Since the markets have always been the villains then obviously the government, as hero, would come to the rescue.
From the same article,
Chinese government authorities have stepped in to help the farmers and deal with the vegetable oversupply.
Some supermarkets, schools and company canteens are on a buying spree in east China's Shandong province as the government urged them to help relieve farmers from a glut of vegetables.
Municipal authorities should take immediate action to "help farmers tackle difficulties in selling their produce and maintain a stable market," said a notice from Shandong's commerce department released on April 22.
The Ministry of Commerce (MOFCOM) and the Ministry of Agriculture have also issued a notice to ask local authorities to take immediate action to "help farmers tackle difficulties in selling their produce and maintain a stable market".
Of course, the article has not been that candid.
A better explanation from the World Bank’s quarterly report on China comes with the supply side perspective, (bold emphasis mine)
In addition to normalizing the overall macro policy stance it took some measures to boost food supply and reduce the cost of production and logistics, including releasing grain from China’s large reserves, increasing subsidies to farmers, exempting transport of vegetables from road toll, and boosting food imports. More recently, this was followed by limiting the increase in domestic fuel prices arising from higher oil prices and applying moral suasion on manufacturers of food and consumer products.
So a combination of price controls, import liberalization, targeted subsidies and tax reliefs has been applied.
In essence, massive interventions has been employed to control inflation, from which the effects could likely be temporary, and could further add to the imbalances from the previous actions of China’s government to blow bubbles.
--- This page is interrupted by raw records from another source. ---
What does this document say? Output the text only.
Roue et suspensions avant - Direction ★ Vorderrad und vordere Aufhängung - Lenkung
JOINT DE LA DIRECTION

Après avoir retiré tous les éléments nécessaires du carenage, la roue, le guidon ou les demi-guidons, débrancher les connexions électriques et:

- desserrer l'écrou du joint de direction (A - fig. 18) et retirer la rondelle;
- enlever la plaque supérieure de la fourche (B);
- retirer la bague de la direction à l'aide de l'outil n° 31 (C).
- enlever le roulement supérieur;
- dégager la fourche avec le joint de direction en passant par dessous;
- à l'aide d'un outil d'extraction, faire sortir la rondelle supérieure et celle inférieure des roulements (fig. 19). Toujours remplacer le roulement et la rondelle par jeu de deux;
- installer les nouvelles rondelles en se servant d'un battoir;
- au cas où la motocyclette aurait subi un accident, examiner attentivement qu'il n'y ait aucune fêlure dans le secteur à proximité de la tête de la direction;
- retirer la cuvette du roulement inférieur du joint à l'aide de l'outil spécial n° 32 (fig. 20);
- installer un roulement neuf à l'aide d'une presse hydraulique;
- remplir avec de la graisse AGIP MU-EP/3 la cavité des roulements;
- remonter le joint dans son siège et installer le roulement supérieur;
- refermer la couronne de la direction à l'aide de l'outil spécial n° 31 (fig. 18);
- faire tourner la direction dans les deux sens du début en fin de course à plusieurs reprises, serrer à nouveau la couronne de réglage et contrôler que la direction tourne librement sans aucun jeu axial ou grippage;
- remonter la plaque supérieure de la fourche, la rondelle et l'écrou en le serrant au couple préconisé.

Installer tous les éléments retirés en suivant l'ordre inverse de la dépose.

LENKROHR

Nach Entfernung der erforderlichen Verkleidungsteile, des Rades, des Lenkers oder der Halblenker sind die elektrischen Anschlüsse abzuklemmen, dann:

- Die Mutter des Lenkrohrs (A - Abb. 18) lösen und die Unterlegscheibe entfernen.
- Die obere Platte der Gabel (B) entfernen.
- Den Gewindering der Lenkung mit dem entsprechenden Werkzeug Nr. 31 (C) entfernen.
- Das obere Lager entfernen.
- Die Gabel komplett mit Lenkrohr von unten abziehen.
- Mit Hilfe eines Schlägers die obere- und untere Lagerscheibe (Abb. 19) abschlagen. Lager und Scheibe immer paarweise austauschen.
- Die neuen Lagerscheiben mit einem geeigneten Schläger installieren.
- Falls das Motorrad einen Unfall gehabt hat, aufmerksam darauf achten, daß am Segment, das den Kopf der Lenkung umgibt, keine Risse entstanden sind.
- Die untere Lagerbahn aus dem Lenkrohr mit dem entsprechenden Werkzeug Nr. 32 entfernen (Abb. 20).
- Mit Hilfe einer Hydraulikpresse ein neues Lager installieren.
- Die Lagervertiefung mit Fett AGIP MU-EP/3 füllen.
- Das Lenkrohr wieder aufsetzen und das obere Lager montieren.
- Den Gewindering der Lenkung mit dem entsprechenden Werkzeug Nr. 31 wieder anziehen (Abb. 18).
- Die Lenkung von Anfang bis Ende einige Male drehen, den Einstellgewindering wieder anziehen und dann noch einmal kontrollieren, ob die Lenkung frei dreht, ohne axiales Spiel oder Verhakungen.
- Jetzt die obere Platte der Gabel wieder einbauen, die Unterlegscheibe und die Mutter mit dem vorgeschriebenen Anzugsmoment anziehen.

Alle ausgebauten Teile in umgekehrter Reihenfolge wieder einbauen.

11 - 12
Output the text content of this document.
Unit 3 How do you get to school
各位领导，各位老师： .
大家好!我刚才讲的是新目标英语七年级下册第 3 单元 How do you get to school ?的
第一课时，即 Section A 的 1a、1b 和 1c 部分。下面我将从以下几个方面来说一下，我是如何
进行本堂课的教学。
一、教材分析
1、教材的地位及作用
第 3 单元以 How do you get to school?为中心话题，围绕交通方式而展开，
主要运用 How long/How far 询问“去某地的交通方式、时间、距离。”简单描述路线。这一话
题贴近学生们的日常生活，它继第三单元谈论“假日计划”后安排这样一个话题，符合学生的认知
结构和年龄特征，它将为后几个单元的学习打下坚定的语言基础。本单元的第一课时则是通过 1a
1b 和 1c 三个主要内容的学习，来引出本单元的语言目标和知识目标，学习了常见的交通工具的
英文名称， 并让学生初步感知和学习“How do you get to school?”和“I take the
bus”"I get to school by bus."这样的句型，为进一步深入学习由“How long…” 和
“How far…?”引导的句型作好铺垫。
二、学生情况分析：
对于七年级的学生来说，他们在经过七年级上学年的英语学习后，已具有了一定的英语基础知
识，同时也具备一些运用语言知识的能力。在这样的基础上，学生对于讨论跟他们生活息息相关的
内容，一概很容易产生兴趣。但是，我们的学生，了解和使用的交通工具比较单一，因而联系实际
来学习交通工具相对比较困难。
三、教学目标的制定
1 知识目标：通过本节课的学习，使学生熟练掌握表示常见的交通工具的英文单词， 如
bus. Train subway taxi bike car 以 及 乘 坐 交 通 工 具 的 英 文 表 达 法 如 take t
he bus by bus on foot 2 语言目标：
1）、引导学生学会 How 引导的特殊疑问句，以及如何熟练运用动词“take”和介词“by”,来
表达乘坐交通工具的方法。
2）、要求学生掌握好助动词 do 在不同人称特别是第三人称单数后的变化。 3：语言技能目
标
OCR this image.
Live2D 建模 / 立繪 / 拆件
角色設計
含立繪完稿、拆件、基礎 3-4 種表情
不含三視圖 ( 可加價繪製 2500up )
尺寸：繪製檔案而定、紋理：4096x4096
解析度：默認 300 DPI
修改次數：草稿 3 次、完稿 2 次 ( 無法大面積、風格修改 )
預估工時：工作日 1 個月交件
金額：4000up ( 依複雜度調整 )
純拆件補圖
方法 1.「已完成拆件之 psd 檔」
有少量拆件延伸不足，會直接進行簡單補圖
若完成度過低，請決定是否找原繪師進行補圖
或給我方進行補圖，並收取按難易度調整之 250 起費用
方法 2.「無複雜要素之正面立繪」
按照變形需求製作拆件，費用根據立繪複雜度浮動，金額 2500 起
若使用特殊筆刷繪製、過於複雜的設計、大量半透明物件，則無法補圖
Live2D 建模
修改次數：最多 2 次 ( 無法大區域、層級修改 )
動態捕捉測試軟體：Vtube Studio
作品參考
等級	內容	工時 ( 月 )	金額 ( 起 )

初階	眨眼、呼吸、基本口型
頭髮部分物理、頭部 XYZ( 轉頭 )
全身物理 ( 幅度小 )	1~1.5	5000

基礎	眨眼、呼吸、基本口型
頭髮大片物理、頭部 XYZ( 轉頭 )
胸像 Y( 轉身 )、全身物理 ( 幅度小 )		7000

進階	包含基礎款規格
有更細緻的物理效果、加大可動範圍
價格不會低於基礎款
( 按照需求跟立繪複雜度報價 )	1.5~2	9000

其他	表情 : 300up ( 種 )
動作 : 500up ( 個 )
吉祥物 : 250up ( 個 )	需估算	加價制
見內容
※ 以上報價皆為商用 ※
Importantly, if inflation is a monetary phenomenon as Milton Friedman would have it, then the bust in the vegetable market in China could be a symptom of the prevailing monetary policies...
Again from the World Bank, (bold emphasis mine)
Since October 2010 the government has raised benchmark interest rates 4 times and RRRs 7 times. Most importantly, quantitative guidance on bank credit, traditionally the backbone of monetary policy tightening, began to be reinforced, especially in early 2011. As a result, M2 growth came down from 19.5% in the fourth quarter to 16.6% on average in the first quarter, close to the target for the end of 2011, with a similar slowdown in bank lending. In recent years, total bank credit extention has been significantly larger than headline data suggests as banks expanded the use of credit instruments such as designated loans, trust loans and corporate paper, financed in part by trust and wealth management products that are not counted as deposits and are not part of M2, in order to evade lending quotas, capital requirements and RRRs.
China’s equity markets, specifically the Shanghai index appears to have recoiled after hitting the resistance levels as earlier discussed.
This is the interim price action of the Shanghai Composite bellwether. (chart from Bloomberg)
In my view, the current retracement of the Shanghai index could also be reflecting on the current monetary tightening environment.
If there should be a broader weakening of consumer and financial market prices then this would possibly prompt Chinese authorities to unleash their main Keynesian weapon--inflation.
I’d posit that since the stage of China’s inflation cycle looks more advanced than the rest of the world, then the ongoing developments in China’s financial markets needs to be closely monitored.